HSV-Q^x resolves genotypes in specimens that were problematic for HSV-LC

Specimen type	HSV-LC			HSV-Qx			Discrepant analysis result (αHV-PCR)
	Cp	Tm	Result	HSV-1 (MaxRFU)	HSV-2 (MaxRFU)	Result
Throat	22.01	60.48	HSV	1,078	10	HSV-1	HSV-1
Vulva	28.05	60.22	HSV	1,151	10	HSV-1	HSV-1
Buttock	23.53	60.92	HSV	0	1,710	HSV-2	HSV-2
Buttock	23.44	62.98	HSV	0	1,484	HSV-2	HSV-2
Vagina	20.67	60.79	HSV	0	1,086	HSV-2	HSV-2
Unknown	28.88	60.73	HSV	15	1,552	HSV-2	HSV-2

With three of five false-positive results for HSV-Q^x displaying low MaxRFU values, and a false-negative result near the recommended cutoff for positivity, the distributions of MaxRFU values were plotted for each HSV target (Fig. 1A and B). For HSV-2, 99.3% of the results were classified as either negative or positive, with MaxRFU values of ≤49 and ≥800, respectively (Fig. 1B). For HSV-1, a larger number of results (n = 19; 6.9%) fell between these two categories of MaxRFU values (Fig. 1A). As such, a “gray zone” was implemented where any specimen falling between 50 and 799 MaxRFU would be retested by HSV-Q^x and submitted for confirmation using αHV-PCR. Following the implementation of HSV-Q^x and the processing of 1,043 specimens, 633 results were negative, 278 were HSV-1 positive, and 125 were HSV-2 positive. Four specimens (0.4%) had MaxRFU values falling into the gray zone (three HSV-1 with MaxRFU values of 158, 234, and 489 and one HSV-2 with a MaxRFU value of 382). αHV-PCR confirmed the HSV-2 and one of the HSV-1 results (MaxRFU of 489). These two had repeat HSV-Q^x values of ≥800 and were considered positive. The remaining two results could not be resolved by repeat processing or confirmed by αHV-PCR and therefore were considered indeterminate.
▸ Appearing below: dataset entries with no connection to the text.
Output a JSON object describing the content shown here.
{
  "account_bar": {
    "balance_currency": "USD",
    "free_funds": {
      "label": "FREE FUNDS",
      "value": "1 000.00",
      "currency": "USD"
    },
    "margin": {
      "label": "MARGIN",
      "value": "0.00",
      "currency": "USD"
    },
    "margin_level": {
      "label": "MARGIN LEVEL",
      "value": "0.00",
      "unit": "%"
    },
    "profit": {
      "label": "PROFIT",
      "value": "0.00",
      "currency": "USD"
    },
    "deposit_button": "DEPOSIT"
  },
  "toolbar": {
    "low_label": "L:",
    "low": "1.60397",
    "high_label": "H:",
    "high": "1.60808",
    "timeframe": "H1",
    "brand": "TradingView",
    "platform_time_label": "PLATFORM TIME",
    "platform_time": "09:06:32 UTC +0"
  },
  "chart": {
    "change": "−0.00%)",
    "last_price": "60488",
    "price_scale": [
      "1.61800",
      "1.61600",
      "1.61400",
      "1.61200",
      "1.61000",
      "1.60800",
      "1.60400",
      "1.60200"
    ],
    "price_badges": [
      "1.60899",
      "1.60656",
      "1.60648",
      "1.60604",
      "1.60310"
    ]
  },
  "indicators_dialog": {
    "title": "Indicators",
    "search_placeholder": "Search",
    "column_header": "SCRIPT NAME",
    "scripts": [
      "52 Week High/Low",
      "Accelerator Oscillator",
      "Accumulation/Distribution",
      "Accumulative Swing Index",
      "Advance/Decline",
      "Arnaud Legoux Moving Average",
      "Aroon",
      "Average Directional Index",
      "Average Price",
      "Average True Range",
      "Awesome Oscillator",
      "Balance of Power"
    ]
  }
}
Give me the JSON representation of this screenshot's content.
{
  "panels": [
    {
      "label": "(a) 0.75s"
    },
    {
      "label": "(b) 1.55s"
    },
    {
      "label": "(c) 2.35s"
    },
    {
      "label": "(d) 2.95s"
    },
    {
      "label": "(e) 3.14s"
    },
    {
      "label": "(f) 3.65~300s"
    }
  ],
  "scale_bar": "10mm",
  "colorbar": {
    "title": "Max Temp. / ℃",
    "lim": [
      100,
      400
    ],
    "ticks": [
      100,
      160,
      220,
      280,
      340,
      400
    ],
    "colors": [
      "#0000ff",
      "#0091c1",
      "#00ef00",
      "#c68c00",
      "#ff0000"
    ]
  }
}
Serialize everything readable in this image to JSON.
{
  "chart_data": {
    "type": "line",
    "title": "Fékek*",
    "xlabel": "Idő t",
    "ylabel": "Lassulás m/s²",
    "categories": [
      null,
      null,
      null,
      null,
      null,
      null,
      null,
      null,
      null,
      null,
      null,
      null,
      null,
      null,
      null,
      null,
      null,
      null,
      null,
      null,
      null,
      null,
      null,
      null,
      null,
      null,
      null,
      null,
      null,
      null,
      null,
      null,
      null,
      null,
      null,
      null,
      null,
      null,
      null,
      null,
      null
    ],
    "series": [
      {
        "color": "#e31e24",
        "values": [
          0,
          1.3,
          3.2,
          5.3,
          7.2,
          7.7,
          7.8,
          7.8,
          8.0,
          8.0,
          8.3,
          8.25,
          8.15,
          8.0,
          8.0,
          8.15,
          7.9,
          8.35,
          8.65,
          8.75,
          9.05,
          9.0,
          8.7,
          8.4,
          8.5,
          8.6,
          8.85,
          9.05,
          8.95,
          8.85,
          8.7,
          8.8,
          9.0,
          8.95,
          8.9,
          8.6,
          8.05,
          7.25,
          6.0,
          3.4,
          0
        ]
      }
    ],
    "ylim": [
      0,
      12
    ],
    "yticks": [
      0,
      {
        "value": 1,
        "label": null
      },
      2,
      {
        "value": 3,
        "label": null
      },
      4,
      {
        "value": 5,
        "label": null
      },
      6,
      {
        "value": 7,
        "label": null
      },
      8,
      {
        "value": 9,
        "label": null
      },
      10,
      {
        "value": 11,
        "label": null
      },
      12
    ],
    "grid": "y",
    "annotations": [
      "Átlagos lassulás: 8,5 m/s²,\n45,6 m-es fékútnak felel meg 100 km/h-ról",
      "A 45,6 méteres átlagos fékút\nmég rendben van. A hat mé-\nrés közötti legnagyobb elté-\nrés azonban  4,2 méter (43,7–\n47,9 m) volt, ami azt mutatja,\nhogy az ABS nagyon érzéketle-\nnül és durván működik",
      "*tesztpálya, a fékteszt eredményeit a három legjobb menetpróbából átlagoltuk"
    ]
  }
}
In summary, HSV-Q^x is a relatively accurate method for the detection and differentiation of HSV from swabs obtained from anogenital, oral, and other anatomical sites. Swabs in UTM can be processed rapidly using this fully automated system, and HSV-Q^x has a lower cost per specimen ($22) compared to that of HSV-LC ($34). However, until an accurate assessment of the cutoff value for positivity can be established, testing of specimens with MaxRFU values falling between 50 and 799 should be repeated. A specimen with a repeat MaxRFU value of ≥800 can be considered positive, but a repeat result of <800 yields an indeterminate result unless confirmed by another method.